$ cat post/the-kernel-panicked-/-a-shell-history-of-years-/-a-segfault-in-time.md

13JUL20

the kernel panicked / a shell history of years / a segfault in time

Title: Debugging Kubernetes Headaches in a Remote World

July 13th, 2020. I woke up to a world that was already very different from just three months ago. The initial shock of the pandemic had settled into a new normal, one where remote work was now the norm for most tech workers. For me, this meant another day of staring at my monitor in a virtual meeting room, but with a twist: our platform engineering team was facing some serious Kubernetes headaches.

We were working on a project to scale up our internal developer portal using Backstage and ArgoCD. The goal was simple: make it easier for developers to access the tools they needed, reduce friction, and provide them with a consistent experience regardless of where they were working from.
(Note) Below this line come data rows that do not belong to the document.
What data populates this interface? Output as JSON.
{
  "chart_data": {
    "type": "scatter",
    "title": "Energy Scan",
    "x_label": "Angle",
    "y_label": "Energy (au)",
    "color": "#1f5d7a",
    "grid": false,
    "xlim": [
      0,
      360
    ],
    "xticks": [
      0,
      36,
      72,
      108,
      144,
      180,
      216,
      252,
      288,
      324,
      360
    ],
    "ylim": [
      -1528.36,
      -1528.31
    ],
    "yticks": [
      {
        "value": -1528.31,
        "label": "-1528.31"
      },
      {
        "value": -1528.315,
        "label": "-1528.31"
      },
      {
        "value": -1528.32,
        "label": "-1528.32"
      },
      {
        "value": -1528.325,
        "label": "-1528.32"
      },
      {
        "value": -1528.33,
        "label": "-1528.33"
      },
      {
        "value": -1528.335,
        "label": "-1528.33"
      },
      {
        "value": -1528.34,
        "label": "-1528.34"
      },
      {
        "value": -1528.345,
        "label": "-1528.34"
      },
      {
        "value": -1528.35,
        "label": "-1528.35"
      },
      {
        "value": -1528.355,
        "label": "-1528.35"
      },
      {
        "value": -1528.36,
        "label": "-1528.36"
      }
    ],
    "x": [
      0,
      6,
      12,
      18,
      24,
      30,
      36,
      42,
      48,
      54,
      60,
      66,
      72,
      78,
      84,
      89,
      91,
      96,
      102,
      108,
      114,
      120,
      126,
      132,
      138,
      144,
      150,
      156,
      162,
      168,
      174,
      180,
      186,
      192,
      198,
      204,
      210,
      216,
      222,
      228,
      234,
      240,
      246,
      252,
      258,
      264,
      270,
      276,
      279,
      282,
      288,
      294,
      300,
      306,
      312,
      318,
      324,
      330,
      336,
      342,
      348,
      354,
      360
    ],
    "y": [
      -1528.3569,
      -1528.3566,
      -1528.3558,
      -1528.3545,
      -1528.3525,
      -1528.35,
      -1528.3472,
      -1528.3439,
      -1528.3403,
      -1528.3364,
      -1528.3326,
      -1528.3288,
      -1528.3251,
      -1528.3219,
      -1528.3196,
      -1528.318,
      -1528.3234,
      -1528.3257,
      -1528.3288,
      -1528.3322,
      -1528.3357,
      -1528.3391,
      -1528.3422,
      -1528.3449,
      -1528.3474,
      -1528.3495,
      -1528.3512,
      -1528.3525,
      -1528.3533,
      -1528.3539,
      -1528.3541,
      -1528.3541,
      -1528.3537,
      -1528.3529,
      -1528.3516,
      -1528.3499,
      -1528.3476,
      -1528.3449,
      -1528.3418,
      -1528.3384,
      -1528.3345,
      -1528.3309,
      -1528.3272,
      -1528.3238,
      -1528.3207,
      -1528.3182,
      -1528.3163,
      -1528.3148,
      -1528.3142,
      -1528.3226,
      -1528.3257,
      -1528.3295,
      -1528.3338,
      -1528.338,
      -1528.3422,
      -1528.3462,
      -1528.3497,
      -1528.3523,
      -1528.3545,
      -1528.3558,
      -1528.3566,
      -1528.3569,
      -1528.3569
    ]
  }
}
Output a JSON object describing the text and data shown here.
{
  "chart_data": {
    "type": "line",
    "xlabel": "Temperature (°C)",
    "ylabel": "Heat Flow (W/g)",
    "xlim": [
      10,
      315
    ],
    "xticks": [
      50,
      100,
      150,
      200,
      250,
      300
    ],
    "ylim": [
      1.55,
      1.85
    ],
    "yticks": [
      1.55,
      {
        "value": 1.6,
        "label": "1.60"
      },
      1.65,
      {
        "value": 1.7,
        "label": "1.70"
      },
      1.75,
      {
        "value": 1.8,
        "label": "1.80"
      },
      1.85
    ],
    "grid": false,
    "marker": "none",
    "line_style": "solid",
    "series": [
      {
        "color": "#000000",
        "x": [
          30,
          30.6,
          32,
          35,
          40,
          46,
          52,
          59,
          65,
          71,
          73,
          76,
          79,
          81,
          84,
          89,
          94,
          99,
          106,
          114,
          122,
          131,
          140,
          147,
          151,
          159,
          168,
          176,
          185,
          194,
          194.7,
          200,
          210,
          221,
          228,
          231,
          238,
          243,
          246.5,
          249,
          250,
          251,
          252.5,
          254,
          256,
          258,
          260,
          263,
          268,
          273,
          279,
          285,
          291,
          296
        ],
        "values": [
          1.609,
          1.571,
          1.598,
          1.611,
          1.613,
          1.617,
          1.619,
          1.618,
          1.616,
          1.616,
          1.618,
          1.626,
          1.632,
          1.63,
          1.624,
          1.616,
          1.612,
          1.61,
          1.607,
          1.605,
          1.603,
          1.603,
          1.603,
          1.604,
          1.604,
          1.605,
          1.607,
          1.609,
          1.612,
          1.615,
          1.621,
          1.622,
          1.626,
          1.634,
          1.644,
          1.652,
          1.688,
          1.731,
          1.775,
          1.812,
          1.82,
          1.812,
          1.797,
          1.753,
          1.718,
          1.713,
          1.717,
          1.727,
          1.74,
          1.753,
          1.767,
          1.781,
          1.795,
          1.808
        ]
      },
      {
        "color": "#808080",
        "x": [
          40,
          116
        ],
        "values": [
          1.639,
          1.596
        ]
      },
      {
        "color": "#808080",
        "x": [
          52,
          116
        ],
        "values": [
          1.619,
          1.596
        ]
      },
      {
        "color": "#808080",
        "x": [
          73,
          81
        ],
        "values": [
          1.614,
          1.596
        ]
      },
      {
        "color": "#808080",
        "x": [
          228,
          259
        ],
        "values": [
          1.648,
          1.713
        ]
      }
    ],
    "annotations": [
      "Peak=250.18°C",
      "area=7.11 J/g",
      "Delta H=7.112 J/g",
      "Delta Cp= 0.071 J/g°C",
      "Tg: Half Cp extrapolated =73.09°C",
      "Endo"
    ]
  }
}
But as always, the devil is in the details.

The first thing we noticed was that our deployments kept failing mysteriously. It wasn’t until I dug into the logs and pod events that I realized Kubernetes was returning 502 Bad Gateway errors on some requests. The culprit? A misconfigured service mesh.

I had to dig through our configuration files, a mix of YAML and Helm templates, to find where things went wrong. The service mesh had been added as an afterthought, with little integration testing between teams. It was clear that there needed to be more coordination and standardization around how we deployed these components.

This led us down the rabbit hole of Kubernetes complexity fatigue. We were deploying microservices, stateful applications, and all sorts of services that required a different level of expertise. Suddenly, our simple deployment tools started feeling inadequate. We found ourselves arguing about whether we should invest more time in making our CI/CD pipelines smarter or just stick with what we had.

One particularly frustrating morning, I was debugging an eBPF issue. It turned out to be a misconfiguration in the cgroups setup that allowed us to trace and optimize some of our services’ performance. The irony didn’t escape me that this niche technology, while powerful, added another layer of complexity to our infrastructure.

Meanwhile, on Hacker News, a massive Twitter hack was making headlines. As someone who deals with security every day, it sent chills down my spine. It made me realize how much we take for granted when it comes to the stability and security of these platforms. It also highlighted the importance of regular audits and robust security practices.

Another story that caught my attention was about Apple’s 30% cut on refunds. As someone who works closely with SRE principles, I couldn’t help but think about how much friction this kind of policy adds to the user experience. It’s a reminder that even in our tech-driven world, human factors and policies can significantly impact system design.

As we navigated through these challenges, it became clear that the era of platform engineering was here to stay. We needed more than just Kubernetes; we needed a robust set of tools and practices to manage the complexity. And with SRE roles proliferating, it felt like everyone in tech was suddenly learning about ops.

In the end, we managed to ship our internal developer portal with some improvements on the CI/CD pipeline and better service mesh integration. It wasn’t glamorous, but it felt good to have made progress. The journey taught me a lot about teamwork, problem-solving, and the challenges of building scalable infrastructure in a remote-first world.

That was my day, a blend of excitement and frustration. Debugging Kubernetes, arguing over best practices, and dealing with the realities of working from home. It’s a testament to how much our industry has changed, but also how much we still need to do to make it better.